# Posts / Folded medians

In the previous post, we discussed the Gastwirth’s location estimator. In this post, we continue playing with different location estimators. To be more specific, we consider an approach called folded medians. Let $x = \{ x_1, x_2, \ldots, x_n \}$ be a random sample with order statistics $\{ x_{(1)}, x_{(2)}, \ldots, x_{(n)} \}$. We build a folded sample using the following form:

$$\Bigg\{ \frac{x_{(1)}+x_{(n)}}{2}, \frac{x_{(2)}+x_{(n-1)}}{2}, \ldots, \Bigg\}.$$

If $n$ is odd, the middle sample element is folded with itself. The folding operation could be applied several times. Once folding is conducted, the median of the final folded sample is the folded median. A single folding operation gives us the Bickel-Hodges estimator.
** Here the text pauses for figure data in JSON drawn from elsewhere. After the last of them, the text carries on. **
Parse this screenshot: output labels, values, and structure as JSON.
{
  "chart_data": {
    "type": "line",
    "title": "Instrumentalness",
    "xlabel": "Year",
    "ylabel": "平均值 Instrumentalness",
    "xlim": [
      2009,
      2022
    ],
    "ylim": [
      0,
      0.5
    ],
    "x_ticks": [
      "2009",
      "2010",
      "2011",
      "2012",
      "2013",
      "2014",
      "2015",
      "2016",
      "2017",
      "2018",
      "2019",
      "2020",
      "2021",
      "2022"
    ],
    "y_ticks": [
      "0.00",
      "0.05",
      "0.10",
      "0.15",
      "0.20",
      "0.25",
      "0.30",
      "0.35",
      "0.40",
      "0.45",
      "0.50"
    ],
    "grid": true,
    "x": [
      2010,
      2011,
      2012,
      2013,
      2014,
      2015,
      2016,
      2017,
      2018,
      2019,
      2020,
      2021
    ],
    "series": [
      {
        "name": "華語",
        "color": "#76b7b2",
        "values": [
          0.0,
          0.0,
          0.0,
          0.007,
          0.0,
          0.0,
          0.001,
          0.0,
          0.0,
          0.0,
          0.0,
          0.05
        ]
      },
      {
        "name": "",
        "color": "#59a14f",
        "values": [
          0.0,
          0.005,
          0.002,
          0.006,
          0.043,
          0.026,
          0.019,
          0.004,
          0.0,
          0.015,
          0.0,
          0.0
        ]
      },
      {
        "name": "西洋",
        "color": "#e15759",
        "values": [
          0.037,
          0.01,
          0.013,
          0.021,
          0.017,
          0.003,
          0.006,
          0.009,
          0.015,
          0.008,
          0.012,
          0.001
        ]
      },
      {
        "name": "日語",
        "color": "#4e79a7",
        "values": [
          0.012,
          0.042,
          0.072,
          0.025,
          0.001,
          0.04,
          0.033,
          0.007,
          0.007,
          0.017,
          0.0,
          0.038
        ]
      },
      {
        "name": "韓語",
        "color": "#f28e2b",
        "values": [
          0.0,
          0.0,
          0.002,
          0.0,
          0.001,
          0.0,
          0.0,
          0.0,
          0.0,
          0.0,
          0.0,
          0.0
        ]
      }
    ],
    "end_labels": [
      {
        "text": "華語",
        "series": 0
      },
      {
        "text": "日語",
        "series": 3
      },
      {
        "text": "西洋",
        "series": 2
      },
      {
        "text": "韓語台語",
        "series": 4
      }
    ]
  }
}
In this post, we briefly check how this metric behaves in the case of the Normal and Cauchy distributions.

## Simulation study

Let’s conduct the following simulation: TODO

• Enumerate different samples sizes $n = \{ 10, 20, 50 \}$
• Enumerate different location estimators: Gastwirth’s location estimator $Q_{\operatorname{G}}$, the sample median $Q_{\operatorname{SM}}$, the Harrell-Davis median estimator $Q_{\operatorname{HD}}$, the Hodges-Lehmann median estimator $Q_{\operatorname{HL}}$, and three folded medians $Q_{\operatorname{FM1}}$, $Q_{\operatorname{FM2}}$, $Q_{\operatorname{FM3}}$ with one, two, and three foldings respectively.
• Enumerate different distributions: the standard Normal distribution, the standard Cauchy distribution
• For each sample size, estimator, and distribution, generate $10\,000$ random samples of the given size from the given distribution and calculate the location estimation using the given estimator.
• Draw the corresponding density plots for the obtained estimation using Sheather & Jones method and the normal kernel.

Here are the results:

The observations:

• In the case of the Normal distributions, $Q_{\operatorname{FM*}}$ has the highest statistical efficiency. It’s even more efficient than $Q_{\operatorname{G}}$, $Q_{\operatorname{HD}}$, and $Q_{\operatorname{HL}}$.
• In the case of the Cauchy distribution, $Q_{\operatorname{FM*}}$ has the lowest statistical efficiency, showing its poor robustness.

The folded median approach could be practically interesting in some light-tailed cases because of its high efficiency.